Since Lily was sixteen, I took a little more time with her eyes and added a touch of blush. I found myself chuckling a few times as I anguished over using a light hand with the girls’ makeup. I usually used the opposite with my own makeup.
Lily’s face flattened as she finally made up her mind. “Curly.”
I almost sighed. The Walker girls had some long, thick hair that took forever to curl.
“Rowen!” Clementine called to me as I grabbed the curling iron. “Will you put some of that eyeliner stuff on me, too?”
“I most certainly will not,” I replied as I wrapped the first chunk of Lily’s hair around the iron. “If you keep bouncing like that, those curls are going to bounce right out of your hair.” I tried to give her a stern look as she bounced on the end of Lily’s bed, but it didn’t work. Staring sternly at a little girl with perfect little ringlets bouncing up and down in a dress that was five sizes too big for her was impossible.
Her bouncing stopped immediately as she patted her hair to make sure those curls were still in place. “Lily!” We were less than ten feet away, but Clementine was big into shouting. “Can I pick out another dress to try on?”

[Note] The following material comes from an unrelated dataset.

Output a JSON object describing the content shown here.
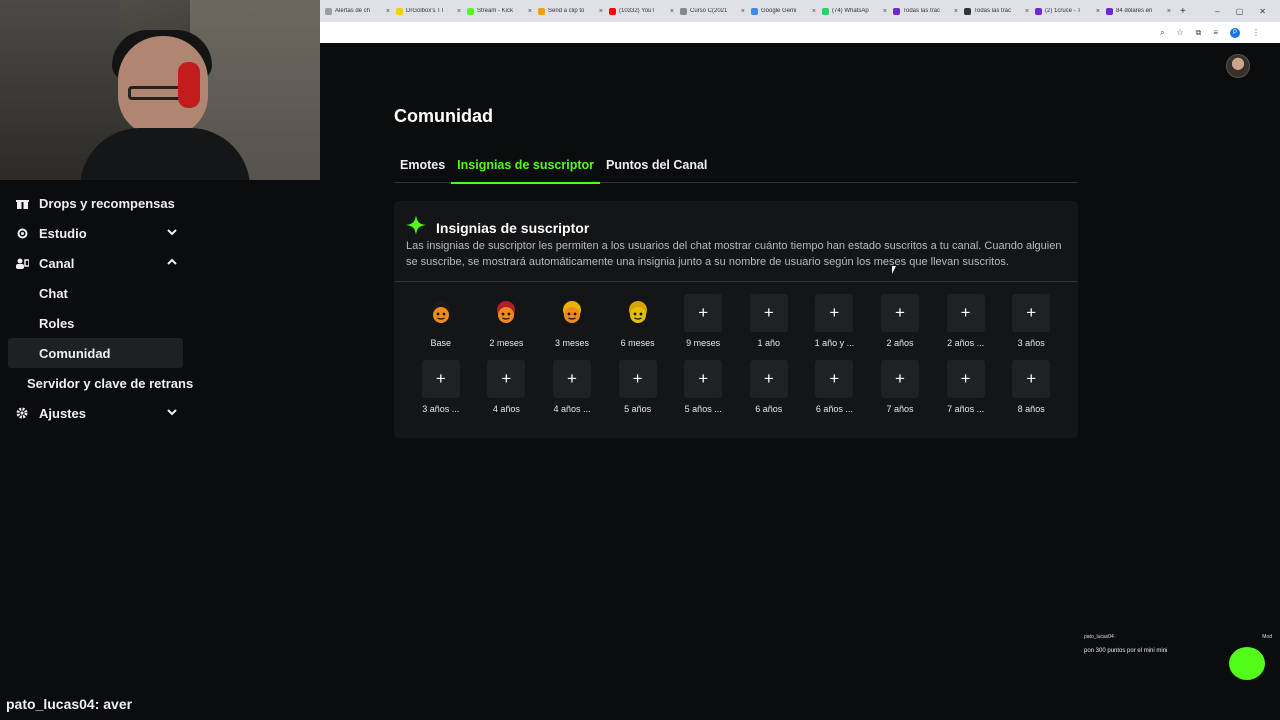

Lily sighed. “Yes, just not the one I’m wearing tonight.”
“Yippee!” Clementine dive-bombed from the bed and rushed toward Lily’s closet where Hyacinth was looking for her own dress.
“Okay, I could smell the hairspray fumes and burning hair from the porch.” The door swung open and in stepped someone I hadn’t expected to see right that minute. The curling iron almost slipped from my hands.
“Jesse!” Clementine went from running to the closet to sprinting toward her brother. She tripped on the dress right as she made it to him, but he caught her before she crashed and burned.
After giving her a quick hug and greeting his other sisters, his eyes shifted to me. Everything about him seemed hesitant, unsure. I knew I mirrored the feeling.
“Hey,” he said, staying firmly planted in the doorway.
“Hey,” I said. My heart thundered to life with two lame words exchanged between us.
“How was your week?” His voice wasn’t quite cool, but it wasn’t warm either. It was almost . . . conventional. Maybe that was worse than cool.
“All right,” I said with a shrug. “How was your week?”
“All right.”
We had that repeating each other thing down.
“Don’t we look beee-u-teee-ful, Jesse?” Clementine asked, tugging on his hand to get his attention.
“Positively,” he replied with a smile. So he could still form one, just not for me. “Did a fairy godmother come wave her wand your way or something?”
“No, silly,” Clementine replied before her face wrinkled up. “Rowen? Are you a fairy godmother?”